Statistics of Solar Flare Activity for Space Weather Predictions

Solar flares are spectacular demonstrations of solar activity, releasing large amounts of energy from the complex magnetic fields of sunspot groups. Flares are among the most energetic events in the solar system, influencing physical systems all the way from the solar surface, through the solar atmosphere, to planetary atmospheres, and further out into the heliosphere. Significant progress has been made in understanding the Sun's structure and the physical processes that support this complex system. However, those processes that have a direct impact on the near-Earth environment and upon life on Earth, such as solar flares, are still poorly understood. Along with coronal mass ejections, solar flares are a major contributor to space weather – the interaction of magnetic fields and particles (accelerated on or near the Sun) with the Earth's magnetic field and upper atmosphere. Understanding the precise physical conditions that result in flare energy release is necessary to develop reliable space-weather forecasts. Accurate warnings of impending solar activity are important to reduce the risk of human exposure to damaging solar radiation (e.g. astronauts and polar-route airline crew and passengers) as well as the continued smooth running of many key modern technologies for civilian society (e.g. telecommunications, global positioning system (GPS) navigation, and electric power grids). The main objective of this project was to provide improved methods for predicting solar flares.

The work carried out in this project has lead to significant advances in our understanding of the origins of solar activity and our ability to forecast flares. The basis of the project lies in the likelihood of flare activity being directly related to the magnetic field complexity on the solar surface, such that large complex sunspot groups produce more frequent and more intense flares than small simple sunspot groups. However, despite qualitative knowledge that complex highly twisted magnetic field structures result in solar activity, we have lacked in quantitative understanding of the physical processes at work. The main results from this research are summarised below.

Appropriate forecast measures

One of the key achievements of this project was the identification of a fundamental issue with the forecast comparison measure commonly used by the flare forecast community (i.e. the Heidke skill score), which critically depends on the relative number of flaring and non-flaring days. In this work we propose the adoption of a forecast measure that is independent of the relative flaring statistics (the true skill statistic, alternatively known as Peirce's skill score or the Hanssen and Kuipers discriminant). This approach results in the first quantification of forecast performance that permits the correct and accurate comparison of different flare forecasting techniques.

Benchmark forecast performance

Having defined an appropriate forecast measure, the benchmark performance for the most basic method of flare forecasting was determined for the first time.
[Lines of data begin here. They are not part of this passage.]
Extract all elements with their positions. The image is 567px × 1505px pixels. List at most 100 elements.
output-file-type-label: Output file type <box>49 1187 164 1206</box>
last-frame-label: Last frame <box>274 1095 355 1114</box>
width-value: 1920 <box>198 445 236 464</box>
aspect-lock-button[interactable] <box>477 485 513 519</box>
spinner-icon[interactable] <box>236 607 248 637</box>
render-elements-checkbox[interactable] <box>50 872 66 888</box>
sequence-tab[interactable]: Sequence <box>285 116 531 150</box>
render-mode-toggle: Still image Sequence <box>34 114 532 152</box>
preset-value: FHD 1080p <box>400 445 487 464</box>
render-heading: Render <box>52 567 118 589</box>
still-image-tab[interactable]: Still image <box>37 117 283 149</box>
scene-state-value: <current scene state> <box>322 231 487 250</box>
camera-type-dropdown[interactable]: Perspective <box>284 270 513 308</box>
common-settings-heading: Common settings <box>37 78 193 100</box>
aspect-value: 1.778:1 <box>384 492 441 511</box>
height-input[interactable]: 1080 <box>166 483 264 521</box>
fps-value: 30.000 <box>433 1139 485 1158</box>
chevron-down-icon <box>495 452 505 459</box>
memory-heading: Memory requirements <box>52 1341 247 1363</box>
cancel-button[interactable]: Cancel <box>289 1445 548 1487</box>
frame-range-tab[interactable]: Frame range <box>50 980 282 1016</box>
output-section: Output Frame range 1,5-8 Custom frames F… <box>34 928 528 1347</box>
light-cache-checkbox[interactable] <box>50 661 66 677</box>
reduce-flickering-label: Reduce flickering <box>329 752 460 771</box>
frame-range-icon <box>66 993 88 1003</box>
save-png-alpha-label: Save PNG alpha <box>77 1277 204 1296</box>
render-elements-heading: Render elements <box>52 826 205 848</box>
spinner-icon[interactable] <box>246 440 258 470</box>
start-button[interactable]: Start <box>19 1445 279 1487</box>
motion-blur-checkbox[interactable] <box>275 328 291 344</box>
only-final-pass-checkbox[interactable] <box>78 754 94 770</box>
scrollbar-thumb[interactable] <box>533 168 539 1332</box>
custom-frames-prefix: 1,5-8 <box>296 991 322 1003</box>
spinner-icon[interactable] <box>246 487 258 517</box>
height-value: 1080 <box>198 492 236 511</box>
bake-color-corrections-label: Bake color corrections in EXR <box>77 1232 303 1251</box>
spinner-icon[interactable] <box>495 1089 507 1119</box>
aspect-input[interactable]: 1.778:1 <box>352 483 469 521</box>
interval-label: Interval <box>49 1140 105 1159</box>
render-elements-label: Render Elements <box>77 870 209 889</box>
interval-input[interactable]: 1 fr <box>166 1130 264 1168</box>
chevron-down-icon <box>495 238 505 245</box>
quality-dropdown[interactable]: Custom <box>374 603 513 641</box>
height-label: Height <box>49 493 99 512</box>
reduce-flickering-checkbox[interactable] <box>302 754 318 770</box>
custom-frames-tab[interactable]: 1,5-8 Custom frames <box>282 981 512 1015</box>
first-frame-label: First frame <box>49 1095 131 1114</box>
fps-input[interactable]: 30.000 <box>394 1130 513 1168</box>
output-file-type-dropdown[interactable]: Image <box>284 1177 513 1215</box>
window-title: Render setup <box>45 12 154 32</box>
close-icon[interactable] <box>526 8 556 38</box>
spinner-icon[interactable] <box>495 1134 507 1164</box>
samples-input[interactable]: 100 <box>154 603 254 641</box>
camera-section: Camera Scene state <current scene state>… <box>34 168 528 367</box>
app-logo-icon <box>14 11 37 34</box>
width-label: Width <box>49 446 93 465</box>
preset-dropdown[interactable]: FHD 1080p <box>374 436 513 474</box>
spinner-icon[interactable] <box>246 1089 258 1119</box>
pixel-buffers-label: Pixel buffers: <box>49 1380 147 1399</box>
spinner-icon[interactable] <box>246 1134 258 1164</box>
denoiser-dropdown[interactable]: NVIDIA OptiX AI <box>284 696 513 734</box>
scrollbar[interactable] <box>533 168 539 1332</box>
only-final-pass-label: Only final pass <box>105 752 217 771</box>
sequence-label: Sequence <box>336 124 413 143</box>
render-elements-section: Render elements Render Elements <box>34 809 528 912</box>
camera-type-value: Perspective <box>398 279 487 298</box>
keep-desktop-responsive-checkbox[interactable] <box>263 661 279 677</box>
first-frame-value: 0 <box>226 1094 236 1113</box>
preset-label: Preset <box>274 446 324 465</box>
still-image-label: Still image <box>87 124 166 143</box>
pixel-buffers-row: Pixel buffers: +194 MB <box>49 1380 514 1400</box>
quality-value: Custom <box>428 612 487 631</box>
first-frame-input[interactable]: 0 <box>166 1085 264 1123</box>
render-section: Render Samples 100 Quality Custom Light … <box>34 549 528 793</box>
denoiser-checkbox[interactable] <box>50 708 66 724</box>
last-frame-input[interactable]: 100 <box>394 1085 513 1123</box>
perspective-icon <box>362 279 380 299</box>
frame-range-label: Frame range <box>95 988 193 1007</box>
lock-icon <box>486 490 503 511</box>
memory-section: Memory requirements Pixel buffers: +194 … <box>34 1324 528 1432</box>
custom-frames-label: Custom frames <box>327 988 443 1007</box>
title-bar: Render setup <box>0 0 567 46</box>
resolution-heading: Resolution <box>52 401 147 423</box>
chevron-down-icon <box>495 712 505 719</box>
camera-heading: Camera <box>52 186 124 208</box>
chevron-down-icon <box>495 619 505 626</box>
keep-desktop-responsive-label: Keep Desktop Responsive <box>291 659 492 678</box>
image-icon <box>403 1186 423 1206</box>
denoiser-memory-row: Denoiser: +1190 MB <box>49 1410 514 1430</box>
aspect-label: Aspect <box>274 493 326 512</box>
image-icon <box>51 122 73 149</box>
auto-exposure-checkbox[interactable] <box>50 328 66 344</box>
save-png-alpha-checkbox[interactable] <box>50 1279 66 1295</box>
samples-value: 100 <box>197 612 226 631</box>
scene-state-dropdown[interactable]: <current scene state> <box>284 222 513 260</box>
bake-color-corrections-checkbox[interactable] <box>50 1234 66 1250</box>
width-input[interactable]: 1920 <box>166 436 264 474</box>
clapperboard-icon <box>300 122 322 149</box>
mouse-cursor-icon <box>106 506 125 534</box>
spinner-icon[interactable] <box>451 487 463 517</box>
The basic method assumes that flares are independent events and uses average flare rates from broad categories describing sunspot group structure and Poisson statistics to provide probabilities of flaring. This method achieves generally low levels of forecast performance, but is surprisingly similar to the levels achieved by some existing, much more sophisticated methods.
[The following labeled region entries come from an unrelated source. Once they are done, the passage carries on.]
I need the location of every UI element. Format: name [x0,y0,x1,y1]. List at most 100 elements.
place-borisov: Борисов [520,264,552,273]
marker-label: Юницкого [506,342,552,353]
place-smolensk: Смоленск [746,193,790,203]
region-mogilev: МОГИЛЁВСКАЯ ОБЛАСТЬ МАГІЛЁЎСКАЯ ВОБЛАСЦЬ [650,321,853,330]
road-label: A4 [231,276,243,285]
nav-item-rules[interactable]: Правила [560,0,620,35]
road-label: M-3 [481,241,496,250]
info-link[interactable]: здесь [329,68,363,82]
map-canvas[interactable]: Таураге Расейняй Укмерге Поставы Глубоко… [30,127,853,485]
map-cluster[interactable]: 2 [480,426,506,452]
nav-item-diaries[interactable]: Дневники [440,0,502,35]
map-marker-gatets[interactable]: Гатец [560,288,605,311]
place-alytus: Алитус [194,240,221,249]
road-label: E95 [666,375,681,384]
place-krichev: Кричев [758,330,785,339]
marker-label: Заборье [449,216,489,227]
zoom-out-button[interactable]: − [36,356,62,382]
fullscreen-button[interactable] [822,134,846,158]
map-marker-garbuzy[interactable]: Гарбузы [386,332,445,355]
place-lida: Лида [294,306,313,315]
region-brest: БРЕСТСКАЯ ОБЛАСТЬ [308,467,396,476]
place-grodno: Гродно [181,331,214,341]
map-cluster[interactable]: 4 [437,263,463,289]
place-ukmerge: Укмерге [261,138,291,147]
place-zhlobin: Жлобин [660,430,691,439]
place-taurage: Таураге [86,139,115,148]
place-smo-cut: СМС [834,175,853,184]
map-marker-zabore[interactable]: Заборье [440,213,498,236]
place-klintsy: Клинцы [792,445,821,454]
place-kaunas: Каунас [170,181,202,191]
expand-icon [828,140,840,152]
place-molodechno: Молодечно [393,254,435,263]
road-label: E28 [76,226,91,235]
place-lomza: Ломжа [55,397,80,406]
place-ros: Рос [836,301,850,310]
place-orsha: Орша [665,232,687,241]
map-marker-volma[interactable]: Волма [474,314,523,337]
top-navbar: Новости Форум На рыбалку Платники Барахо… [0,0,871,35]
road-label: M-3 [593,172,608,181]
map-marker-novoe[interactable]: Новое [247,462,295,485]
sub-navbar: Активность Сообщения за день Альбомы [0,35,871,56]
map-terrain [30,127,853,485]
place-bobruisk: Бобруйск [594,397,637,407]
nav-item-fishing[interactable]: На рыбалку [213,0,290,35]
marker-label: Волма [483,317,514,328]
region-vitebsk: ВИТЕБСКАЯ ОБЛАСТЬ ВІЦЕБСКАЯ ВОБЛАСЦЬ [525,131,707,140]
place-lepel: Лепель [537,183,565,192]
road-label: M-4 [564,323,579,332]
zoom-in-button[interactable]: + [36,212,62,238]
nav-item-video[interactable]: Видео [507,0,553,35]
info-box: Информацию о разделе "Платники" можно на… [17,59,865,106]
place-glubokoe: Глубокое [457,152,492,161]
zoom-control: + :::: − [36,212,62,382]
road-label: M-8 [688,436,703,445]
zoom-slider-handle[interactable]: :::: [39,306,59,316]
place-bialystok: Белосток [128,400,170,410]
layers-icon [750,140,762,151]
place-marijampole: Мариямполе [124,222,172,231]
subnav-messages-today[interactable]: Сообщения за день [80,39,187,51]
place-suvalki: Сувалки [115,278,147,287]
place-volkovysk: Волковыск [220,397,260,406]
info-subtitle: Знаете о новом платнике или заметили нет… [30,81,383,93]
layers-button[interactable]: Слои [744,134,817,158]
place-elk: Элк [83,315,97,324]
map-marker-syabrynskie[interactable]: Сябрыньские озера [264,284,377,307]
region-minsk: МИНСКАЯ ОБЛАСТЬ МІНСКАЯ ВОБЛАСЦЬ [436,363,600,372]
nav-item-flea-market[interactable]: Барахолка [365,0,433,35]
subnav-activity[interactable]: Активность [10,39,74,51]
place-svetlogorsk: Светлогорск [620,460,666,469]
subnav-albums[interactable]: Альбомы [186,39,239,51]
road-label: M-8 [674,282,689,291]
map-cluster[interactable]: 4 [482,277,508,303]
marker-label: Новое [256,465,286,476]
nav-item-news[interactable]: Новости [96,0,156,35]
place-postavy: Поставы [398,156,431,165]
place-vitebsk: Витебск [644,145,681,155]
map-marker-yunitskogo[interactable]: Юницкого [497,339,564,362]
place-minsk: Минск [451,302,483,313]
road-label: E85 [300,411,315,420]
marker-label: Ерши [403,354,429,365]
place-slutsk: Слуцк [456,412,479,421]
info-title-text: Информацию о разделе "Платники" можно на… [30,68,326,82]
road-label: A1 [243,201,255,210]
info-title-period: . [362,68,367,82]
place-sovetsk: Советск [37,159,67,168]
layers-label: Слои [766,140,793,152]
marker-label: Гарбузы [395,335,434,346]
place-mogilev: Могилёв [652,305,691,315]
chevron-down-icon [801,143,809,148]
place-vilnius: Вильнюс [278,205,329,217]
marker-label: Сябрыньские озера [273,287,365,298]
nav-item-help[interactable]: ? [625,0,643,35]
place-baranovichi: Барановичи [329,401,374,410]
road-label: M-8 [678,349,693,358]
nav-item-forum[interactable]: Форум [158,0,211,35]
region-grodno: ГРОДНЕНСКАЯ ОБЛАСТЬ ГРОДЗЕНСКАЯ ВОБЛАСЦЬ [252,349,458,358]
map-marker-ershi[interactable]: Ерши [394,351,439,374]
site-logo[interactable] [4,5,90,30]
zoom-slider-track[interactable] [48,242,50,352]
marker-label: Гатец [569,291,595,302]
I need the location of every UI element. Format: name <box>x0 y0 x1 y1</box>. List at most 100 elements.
Improved forecasting capability

Research facilitated by this project has increased the maximum performance of flare forecasting schemes through a novel combination of solar feature detection and computer vision methods. The application of machine-learning techniques to the physical magnetic field properties of sunspot groups over a whole solar cycle has achieved a higher performance than any previous method, raising the bar for the state-of-the-art in flare forecasting.